Hi, I’ve been trying to test the large memory GPU on bamboo using
srun -n1 -c32 -p public-gpu --mem-per-gpu=80G --gpus=1 --gres=gpu:1 -t 1:00:00 python ...
and while it works, I keep getting a resource exhausted message from JAX when it tries to allocate ~15Gb, how can I make sure I am using the right node and perhaps check my total memory usage? I’ve checked and it usually allocates to gpu001 node which does not have the large memory GPUs. Is there any way I can just test if my code will run there? (i.e. if memory is enough for my problem)?
Thanks in advance
Hi Daniel,
When you start a job with Slurm, it gets saved in the slurmdbd
. You can check the status or details of your job using commands like sacct
or squeue
:
squeue
: Shows information about jobs in the Slurm scheduling queue.sacct
: Displays detailed accounting data for jobs in the Slurm job accounting log or database.
For instance, to get detailed information about your job (59075), you can use:
sacct -X -o Jobid%15,jobname,account,user,nodelist,ReqCPUS,ReqMem,ntask,start,end,Elapsed,state -j 59075
JobID JobName Account User NodeList ReqCPUS ReqMem NTasks Start End Elapsed State
--------------- ---------- ---------- --------- --------------- -------- ---------- -------- ------------------- ------------------- ---------- ----------
59075 python pepe dforeros gpu003 10 30000M 2024-08-14T14:07:02 2024-08-14T14:10:13 00:03:11 COMPLETED
You can also use the seff command, which gives a summary of the job’s efficiency:
(bamboo)-[root@admin1 ~]$ seff 59075
Job ID: 59075
Cluster: bamboo
User/Group: dforeros/hpc_users
State: COMPLETED (exit code 0)
Nodes: 1
Cores per node: 10
CPU Utilized: 00:01:08
CPU Efficiency: 3.56% of 00:31:50 core-walltime
Job Wall-clock time: 00:03:11
Memory Utilized: 25.31 GB
Memory Efficiency: 86.40% of 29.30 GB
Just a heads-up, though: seff reports job stats after the job completes, so it gives a summary rather than real-time data.
What does mean large memory GPU *
Here the gpu specification on Bamboo:
Node | Type | Model | GPU Memory (VRam) | gpu count |
---|---|---|---|---|
gpu[001-002] | Ampere | NVIDIA GeForce RTX 3090 | 24 GB | 8 |
gpu003 | Ampere | NVIDIA A100 80GB PCIe | 80GB | 4 |
It’s also important to differentiate between GPU memory (VRAM) and system memory (RAM).
If you specify --gres=gpu:1,VramPerGpu:80G
you will exclude RTX 3090 node.
As you can see there are several types of GPU, including one with “large memory” (*) A100;
But before opting for it, it’s important to ask yourself whether you really need it. The A100 is about 20 times more expensive than the RTX 3090, and there are fewer of them in the cluster. So, you might end up blocking a valuable resource without gaining much in performance, depending on your workload.

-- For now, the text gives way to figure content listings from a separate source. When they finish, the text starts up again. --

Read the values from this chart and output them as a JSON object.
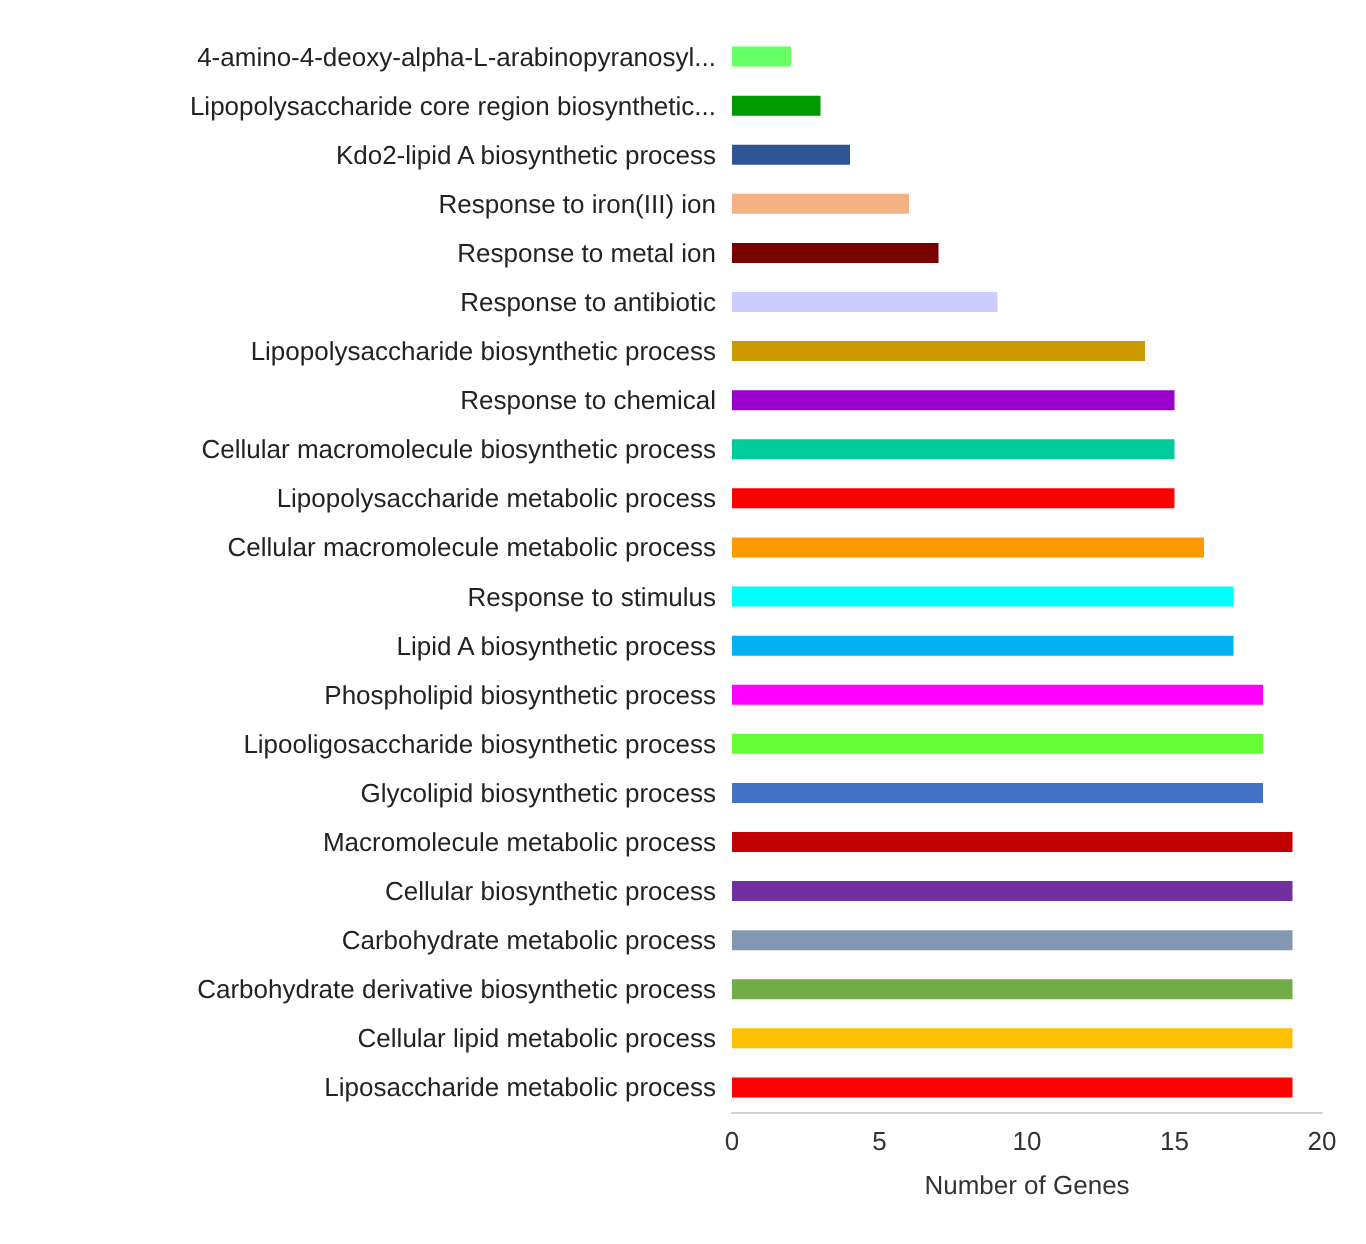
{
  "chart_data": {
    "type": "bar",
    "orientation": "horizontal",
    "xlabel": "Number of Genes",
    "categories": [
      "4-amino-4-deoxy-alpha-L-arabinopyranosyl...",
      "Lipopolysaccharide core region biosynthetic...",
      "Kdo2-lipid A biosynthetic process",
      "Response to iron(III) ion",
      "Response to metal ion",
      "Response to antibiotic",
      "Lipopolysaccharide biosynthetic process",
      "Response to chemical",
      "Cellular macromolecule biosynthetic process",
      "Lipopolysaccharide metabolic process",
      "Cellular macromolecule metabolic process",
      "Response to stimulus",
      "Lipid A biosynthetic process",
      "Phospholipid biosynthetic process",
      "Lipooligosaccharide biosynthetic process",
      "Glycolipid biosynthetic process",
      "Macromolecule metabolic process",
      "Cellular biosynthetic process",
      "Carbohydrate metabolic process",
      "Carbohydrate derivative biosynthetic process",
      "Cellular lipid metabolic process",
      "Liposaccharide metabolic process"
    ],
    "values": [
      2,
      3,
      4,
      6,
      7,
      9,
      14,
      15,
      15,
      15,
      16,
      17,
      17,
      18,
      18,
      18,
      19,
      19,
      19,
      19,
      19,
      19
    ],
    "colors": [
      "#66ff66",
      "#009900",
      "#2e5596",
      "#f4b183",
      "#7b0000",
      "#ccccff",
      "#cc9900",
      "#9900cc",
      "#00cc99",
      "#ff0000",
      "#ff9900",
      "#00ffff",
      "#00b0f0",
      "#ff00ff",
      "#66ff33",
      "#4472c4",
      "#c00000",
      "#7030a0",
      "#8497b0",
      "#70ad47",
      "#ffc000",
      "#ff0000"
    ],
    "xlim": [
      0,
      20
    ],
    "xticks": [
      0,
      5,
      10,
      15,
      20
    ],
    "grid": false
  }
}
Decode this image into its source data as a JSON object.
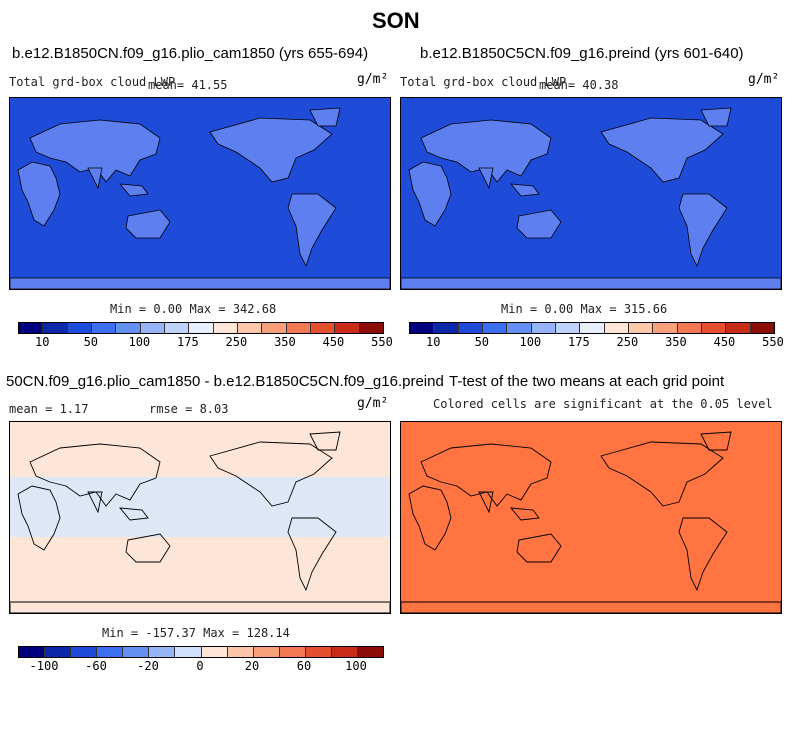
{
  "title": "SON",
  "panels": [
    {
      "title": "b.e12.B1850CN.f09_g16.plio_cam1850 (yrs 655-694)",
      "variable": "Total grd-box cloud LWP",
      "mean_text": "mean=  41.55",
      "units": "g/m²",
      "minmax_text": "Min =   0.00 Max = 342.68",
      "colorbar_labels": [
        "10",
        "50",
        "100",
        "175",
        "250",
        "350",
        "450",
        "550"
      ],
      "fill_color": "#1e4bd8"
    },
    {
      "title": "b.e12.B1850C5CN.f09_g16.preind (yrs 601-640)",
      "variable": "Total grd-box cloud LWP",
      "mean_text": "mean=  40.38",
      "units": "g/m²",
      "minmax_text": "Min =   0.00 Max = 315.66",
      "colorbar_labels": [
        "10",
        "50",
        "100",
        "175",
        "250",
        "350",
        "450",
        "550"
      ],
      "fill_color": "#1e4bd8"
    },
    {
      "title": "50CN.f09_g16.plio_cam1850 - b.e12.B1850C5CN.f09_g16.preind",
      "mean_text": "mean =   1.17",
      "rmse_text": "rmse =   8.03",
      "units": "g/m²",
      "minmax_text": "Min = -157.37 Max = 128.14",
      "colorbar_labels": [
        "-100",
        "-60",
        "-20",
        "0",
        "20",
        "60",
        "100"
      ],
      "fill_color": "#fde6d8"
    },
    {
      "title": "T-test of the two means at each grid point",
      "subtitle": "Colored cells are significant at the 0.05 level",
      "fill_color": "#ff7440"
    }
  ],
  "colorbars": {
    "absolute": [
      "#00007f",
      "#0a28a8",
      "#1e4bd8",
      "#3c6ef0",
      "#6490f4",
      "#96b4f8",
      "#bed2fa",
      "#e6eefc",
      "#fde6d8",
      "#fcc6a8",
      "#f8a07a",
      "#f27a52",
      "#e4502e",
      "#c82c18",
      "#8c0c08"
    ],
    "difference": [
      "#00007f",
      "#0a28a8",
      "#1e4bd8",
      "#3c6ef0",
      "#6490f4",
      "#96b4f8",
      "#cfe0fc",
      "#fde6d8",
      "#fcc6a8",
      "#f8a07a",
      "#f27a52",
      "#e4502e",
      "#c82c18",
      "#8c0c08"
    ]
  }
}
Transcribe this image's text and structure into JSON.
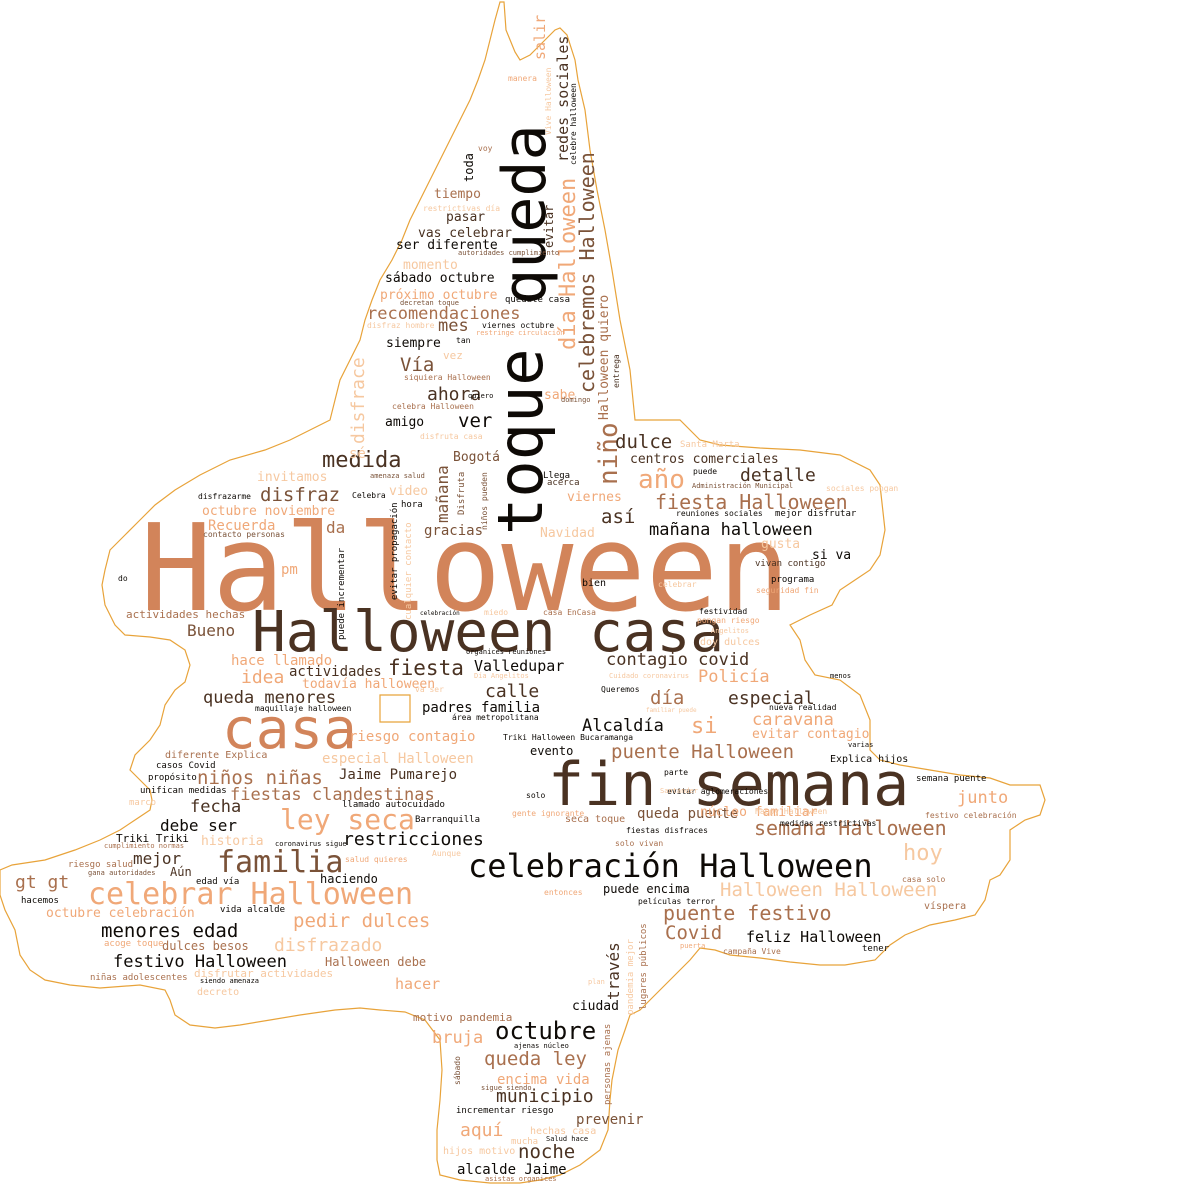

For example, in job 59075, seff shows that you’re using almost 25GB of system memory. You might find that running the job on gpu[001-002] (with the RTX 3090) won’t significantly impact performance. It’s something you could test:
srun --ntasks=1 --cpus-per-task=1 --nodes=1 --nodelist=gpu[001-002] --partition=public-gpu --mem=25G --gres=gpu:1,VramPerGpu:24G Python ...
BUT it’s clear that we’d rather have an operational server than a standby server for certain jobs requiring only A100s. As I don’t have a precise idea of the number of jobs requiring this prerogative, I can’t say. So I’d say it depends on your patience and the urgency of your project.
(I have to admit that my answer is nuanced and raises other questions.)